Un étrange étranger qui arrive, au loin, seul et nu, dans un village retiré de montagne, pour échapper à un passé terrible, avec l'intention de devenir écrivain. À peine a-t-il pénétré dans le bourg, que volets et portes se ferment, dans un grand fracas de crainte et de haine mêlées. On lui lance, depuis un toit, un crâne de bélier, dans lequel il donne un coup de pied, et se blesse. Bien décidé à faire une halte, il trouve refuge dans un grenier, ouvert à tous les vents, qui fait office de chambre d'hôte. Et les hostilités commencent.
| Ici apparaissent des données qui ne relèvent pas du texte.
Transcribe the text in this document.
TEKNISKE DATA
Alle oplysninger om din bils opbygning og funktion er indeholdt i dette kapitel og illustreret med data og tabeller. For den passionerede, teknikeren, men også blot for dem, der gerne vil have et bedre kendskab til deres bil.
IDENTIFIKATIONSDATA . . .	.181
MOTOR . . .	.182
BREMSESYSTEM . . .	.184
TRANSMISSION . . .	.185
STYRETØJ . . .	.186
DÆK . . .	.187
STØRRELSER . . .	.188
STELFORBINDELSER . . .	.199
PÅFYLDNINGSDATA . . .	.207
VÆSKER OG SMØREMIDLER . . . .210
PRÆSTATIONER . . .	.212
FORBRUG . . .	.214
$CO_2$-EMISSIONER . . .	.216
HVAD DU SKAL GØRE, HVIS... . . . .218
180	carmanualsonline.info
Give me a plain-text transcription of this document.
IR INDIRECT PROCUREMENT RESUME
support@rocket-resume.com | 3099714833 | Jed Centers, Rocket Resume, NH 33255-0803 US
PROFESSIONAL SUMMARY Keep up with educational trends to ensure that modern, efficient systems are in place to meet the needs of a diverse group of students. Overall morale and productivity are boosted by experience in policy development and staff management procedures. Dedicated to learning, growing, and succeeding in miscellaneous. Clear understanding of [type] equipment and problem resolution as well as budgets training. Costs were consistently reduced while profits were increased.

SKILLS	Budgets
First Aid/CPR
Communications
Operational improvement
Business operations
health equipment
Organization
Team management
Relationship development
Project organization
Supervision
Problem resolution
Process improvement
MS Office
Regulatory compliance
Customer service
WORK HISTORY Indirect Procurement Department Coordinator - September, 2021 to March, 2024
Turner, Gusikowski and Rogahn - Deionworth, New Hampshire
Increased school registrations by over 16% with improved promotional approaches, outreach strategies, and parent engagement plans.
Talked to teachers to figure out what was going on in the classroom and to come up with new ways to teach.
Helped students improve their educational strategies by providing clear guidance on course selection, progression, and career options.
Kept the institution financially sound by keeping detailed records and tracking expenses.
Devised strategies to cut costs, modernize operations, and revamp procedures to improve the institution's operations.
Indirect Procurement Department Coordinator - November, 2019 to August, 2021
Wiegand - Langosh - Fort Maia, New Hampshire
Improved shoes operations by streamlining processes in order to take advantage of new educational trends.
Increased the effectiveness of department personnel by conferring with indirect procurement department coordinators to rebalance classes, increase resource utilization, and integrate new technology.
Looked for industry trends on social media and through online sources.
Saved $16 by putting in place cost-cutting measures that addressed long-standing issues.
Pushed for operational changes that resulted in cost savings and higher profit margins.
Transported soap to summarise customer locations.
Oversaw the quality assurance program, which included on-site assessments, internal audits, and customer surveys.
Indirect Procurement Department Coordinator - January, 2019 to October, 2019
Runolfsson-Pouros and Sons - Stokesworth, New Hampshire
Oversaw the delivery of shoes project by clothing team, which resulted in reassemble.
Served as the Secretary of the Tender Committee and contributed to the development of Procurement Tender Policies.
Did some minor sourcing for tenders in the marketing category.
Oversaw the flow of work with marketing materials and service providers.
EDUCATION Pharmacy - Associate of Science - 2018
La situation est assez familière pour provoquer une impression d'inquiétante étrangeté – la fameuse « umheimlich » de Freud. Mais le malaise n'en est qu'à son commencement...

Déjà, dans un style simpliste, qui fait penser à de la littérature « jeunesse », trompeur à plus d'un point, l'auteur sort de son chapeau ou, plutôt, de son havresac, les outils de la littérature fantastique la plus sombre, pour tenter d'accéder au niveau de la parabole. Dans ce pays imaginaire (vraiment?), il n'y a que deux saisons, qui durent chacune quarante mois ; l'une durant laquelle il pleut à verse, sans discontinuer, et l'autre qui inflige le gel et la neige – et toutes deux sont des déluges.

Siméon croit au pouvoir du langage et en l'amour de l'humanité. De son sac, il a sorti du papier et un crayon. Il va tout faire pour alimenter sa foi au feu des autochtones, jusqu'à se faire amputer de ce pied blessé, et finir par leur ressembler. Est-il bouc-émissaire ? Prêtre ? Un nouveau messie ? Un Juif errant ? Ou juste un étranger, comme sont tous les étrangers qui essayent de s'implanter dans un village, depuis la nuit des temps ? On ne le saura qu'à la fin, qui sera d'un lyrisme désespéré déchirant.

Mais, avant d'en arriver là, entre humour grinçant, dégoût et affliction médusée, le lecteur va se plonger dans un univers à nul autre pareil, dans lequel la seule nourriture est faite de lentilles, où les femmes, aussi cabossées que les hommes - idiots, éclopés, infirmes – utilisent des grenouilles en guise de contraceptif, et s'attachent des animaux vivants sur le ventre et autour du cou, pour se tenir chaud. Les maisons sont englouties sous la neige, la rivière a disparu et personne ne se souvient d'avoir aperçu la moindre trace de végétation. La pourriture a tout envahi – paysage, corps et âmes, ou ce qu'il en reste. Seul un rebouteux, comme il n'y en avait jamais eu dans la littérature, maintient un semblant de respect pour le savoir et la connaissance, en amputant à tour de bras, en pratiquant des opérations immondes, pour ramener la petite population villageoise à la raison.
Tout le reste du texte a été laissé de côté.